Even those times when it doesn't stop you from trying, it can halt your progress. This doesn't apply as much for cleaning as it does for creative work. I can't count how many times perfectionism caused me to stop writing a rough draft and start tearing it apart right in the middle or unravel a crochet project or give up working on a painting.
That's what I'm fighting now. As you can see, I'm just past the halfway mark toward the goal for The Icarus Project. In order to try and get as close to the June release date as I can even with being so far behind, I asked the betas to start reading as I wrote instead of waiting until I had the second draft finished. This might have been a mistake considering my personality. I didn't think it'd be a problem, but the first bit of feedback I received has me itching to start tearing into the first half and rewrite it.
Looking back, I should have known. This is the exact reason it took me twenty years to finish Right of Succession. I'd come back from a short break due to something going on that took up a bunch of time, reread what I'd written, decide I hated it, and start all over. I must have done that fifty times or more between the first draft in 1994 until the last in 2014. That's why Hubby feels a sense of dread when I say anything at all about "rewrites." He's come to associate the word with my neurotic need to start over and over and over with the same material until I was satisfied it was as perfect as it could be.

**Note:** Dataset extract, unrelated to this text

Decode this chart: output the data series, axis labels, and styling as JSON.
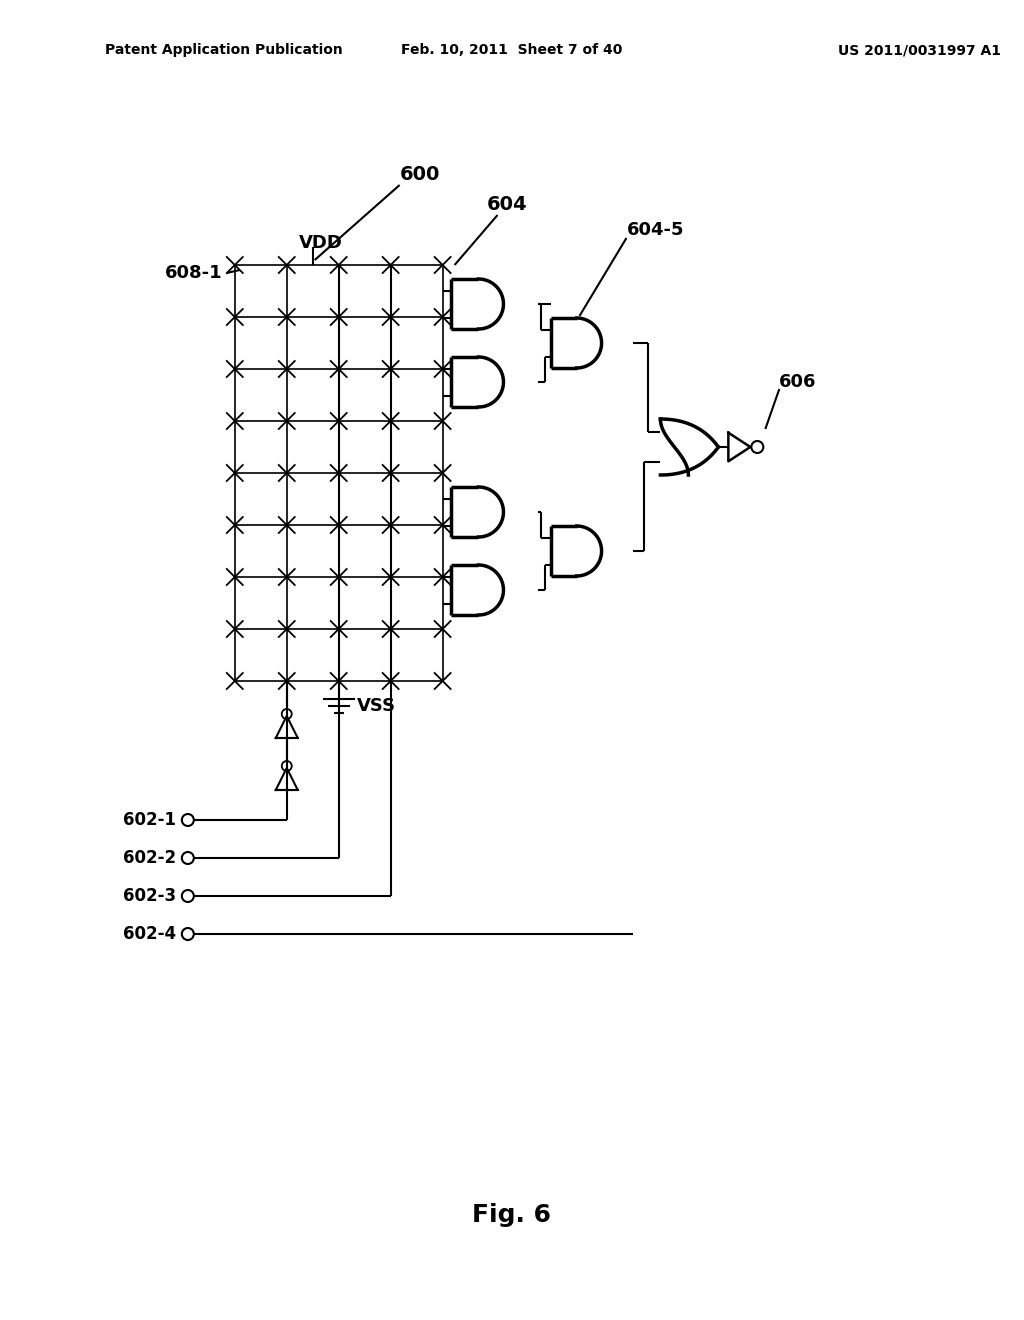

Part of that was because it was my first novel. Part of it was because I was learning the craft. I did write the first draft when I was a clueless thirteen-year-old, and the story grew up with me. As I've said before, it's my adolescence and young adulthood in book form. It was one of those stories I probably should have stashed away in a drawer somewhere and find a decade down the road when I had experienced enough of life to do it justice, but I didn't. So it became my albatross for two decades and very well could have killed my desire to write if I wasn't so stubborn.
Knowing the reason behind the urge to stop and start over from scratch, and its consequences, has helped quell this urge to move backwards. While I'm sure I could nip back and fix the issue, I also know where starting down that road will lead. If I let myself get hung up with this one issue, I will stop all forward progress. Worse yet, I'll set a precedent for myself. Each and every time a beta flags an issue, I'll stop and go back to fix it over and over and over again.
I keep reminding myself it will be more efficient to keep writing and wait until all of the betas have responded before getting started. Why go back and rewrite to fix issues found by each beta as they respond when I could just go back one time? That's why I ask at least four people to beta each book. Different people see different things. Having multiple perspectives gives you a more complete picture of how the material is coming off to different people, and knowing that can help you craft your story.
"Rewrite once, maybe twice, and then proceed to editing," has become my mantra as I strive to cultivate a more "normal" time between publications. "Don't start rewriting until you've heard back from all your betas," is a new rule I'm establishing right now.
Will I stop striving for perfection? Probably not. Wanting to do everything to the best of my ability is a key part of my personality, and it's a necessary one in the publishing business. However, I refuse to allow it to drive me into an endless loop that stops projects from seeing completion within my lifetime.